Let $S$ be a noetherian scheme and $F,E$ be two coherent sheaves on $S$ with $E$ locally free.

Suppose we have a morphisme $f : F \to E$ such that $f_s : F \otimes \kappa(s) \to E \otimes \kappa(s)$ is an isomorphism for all $s \in S$ then is it true that $f$ is an isomorphism ?

Nakayama implies it is surjective but I don't see injectivity ?

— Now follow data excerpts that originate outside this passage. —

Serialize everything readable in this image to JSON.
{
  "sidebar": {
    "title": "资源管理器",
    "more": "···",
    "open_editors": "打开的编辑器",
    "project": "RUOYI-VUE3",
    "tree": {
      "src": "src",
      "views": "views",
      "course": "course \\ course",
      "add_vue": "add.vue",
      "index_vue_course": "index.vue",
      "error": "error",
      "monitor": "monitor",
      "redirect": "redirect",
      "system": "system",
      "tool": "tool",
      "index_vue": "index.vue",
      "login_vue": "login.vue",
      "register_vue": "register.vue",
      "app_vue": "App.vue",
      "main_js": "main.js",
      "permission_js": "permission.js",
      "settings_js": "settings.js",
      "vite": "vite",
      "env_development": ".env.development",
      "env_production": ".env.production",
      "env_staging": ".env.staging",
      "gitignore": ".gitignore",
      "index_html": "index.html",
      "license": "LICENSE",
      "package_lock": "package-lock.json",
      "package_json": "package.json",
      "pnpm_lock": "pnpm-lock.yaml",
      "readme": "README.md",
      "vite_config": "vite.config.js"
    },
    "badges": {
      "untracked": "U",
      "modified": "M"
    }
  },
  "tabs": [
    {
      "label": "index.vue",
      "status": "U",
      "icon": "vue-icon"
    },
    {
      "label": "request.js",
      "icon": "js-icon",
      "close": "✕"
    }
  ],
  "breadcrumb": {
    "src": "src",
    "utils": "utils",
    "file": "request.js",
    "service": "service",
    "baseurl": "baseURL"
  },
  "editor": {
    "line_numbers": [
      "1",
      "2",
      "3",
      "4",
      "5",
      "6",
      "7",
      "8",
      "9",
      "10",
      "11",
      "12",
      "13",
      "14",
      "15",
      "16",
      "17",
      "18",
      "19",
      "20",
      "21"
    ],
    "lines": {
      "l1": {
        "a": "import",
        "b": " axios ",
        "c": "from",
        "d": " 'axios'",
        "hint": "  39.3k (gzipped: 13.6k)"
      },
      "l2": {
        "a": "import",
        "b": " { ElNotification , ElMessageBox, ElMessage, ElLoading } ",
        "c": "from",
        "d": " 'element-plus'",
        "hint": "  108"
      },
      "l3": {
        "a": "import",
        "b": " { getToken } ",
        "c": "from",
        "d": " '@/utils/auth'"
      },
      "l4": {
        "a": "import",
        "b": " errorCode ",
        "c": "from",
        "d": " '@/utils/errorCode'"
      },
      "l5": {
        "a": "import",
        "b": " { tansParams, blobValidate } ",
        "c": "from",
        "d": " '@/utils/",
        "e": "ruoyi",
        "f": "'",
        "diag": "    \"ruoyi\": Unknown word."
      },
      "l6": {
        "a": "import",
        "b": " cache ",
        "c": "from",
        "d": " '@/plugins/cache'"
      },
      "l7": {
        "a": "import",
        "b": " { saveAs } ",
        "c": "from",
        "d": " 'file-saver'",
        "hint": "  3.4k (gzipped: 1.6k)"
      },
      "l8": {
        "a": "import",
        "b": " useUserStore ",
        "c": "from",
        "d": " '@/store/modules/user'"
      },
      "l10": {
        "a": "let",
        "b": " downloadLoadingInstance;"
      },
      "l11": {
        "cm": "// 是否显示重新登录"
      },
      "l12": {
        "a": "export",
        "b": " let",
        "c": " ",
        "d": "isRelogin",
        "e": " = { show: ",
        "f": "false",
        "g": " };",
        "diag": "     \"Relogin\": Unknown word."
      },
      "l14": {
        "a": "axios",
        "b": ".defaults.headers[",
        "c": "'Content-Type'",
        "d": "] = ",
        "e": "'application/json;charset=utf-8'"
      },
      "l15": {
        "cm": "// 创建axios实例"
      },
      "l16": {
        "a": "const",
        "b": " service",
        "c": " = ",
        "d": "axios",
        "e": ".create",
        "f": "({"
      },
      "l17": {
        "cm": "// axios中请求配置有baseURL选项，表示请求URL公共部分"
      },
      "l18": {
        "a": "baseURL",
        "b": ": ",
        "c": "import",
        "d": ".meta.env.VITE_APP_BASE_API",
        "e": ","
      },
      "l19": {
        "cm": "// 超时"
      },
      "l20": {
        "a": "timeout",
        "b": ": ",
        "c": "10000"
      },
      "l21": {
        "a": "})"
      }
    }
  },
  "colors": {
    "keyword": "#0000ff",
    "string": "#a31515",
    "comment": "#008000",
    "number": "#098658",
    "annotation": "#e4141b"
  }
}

• Note that the noetherian hypothesis is not necessary in your question nor in Moos's excellent answer. It may seem like nitpicking but I think it is healthy to remember that Nakayama has nothing to do with noetherianness, contrary to a popular misconception. My experience is that the less hypotheses the better in order to remember and understand a theorem, even if the hypotheses per se are practically always fulfilled – Georges Elencwajg Mar 30 '16 at 10:56
• Thanks ! In fact I only added Noetherian to be sure but it's true that I always get confused about the noetherian hypothesis with Nakayama :) – A.champolion Mar 30 '16 at 11:23
• One often uses Nakayama for some ideal of a ring, without any further knowledge about the ideal. Then it is pretty good to be in the noetherian case :) But yes, in general, we only need finite generation to apply Nakayama. – MooS Mar 30 '16 at 13:07

$(R,\mathfrak m)$ is a noetherian local ring and $F,E$ two finitely generated $R$-modules with $E$ free. The map $f: F \to E$ is an isomorphism after tensoring with $R/\mathfrak m$, hence it is surjective by Nakayama.
But now, note that $E$ is free, in particular projective, hence the map splits, say by $g: E \to F$. After tensoring with $R/\mathfrak m$, $g \otimes R/\mathfrak m$ is an isomorphism, since it is the splitting of the isomorphism $f \otimes R/\mathfrak m$.
Again, by Nakayama, we deduce that $g$ is surjective. $g$ was a priori injective, hence $g$ is an isomorphism, thus $f$ is an isomorphism, too.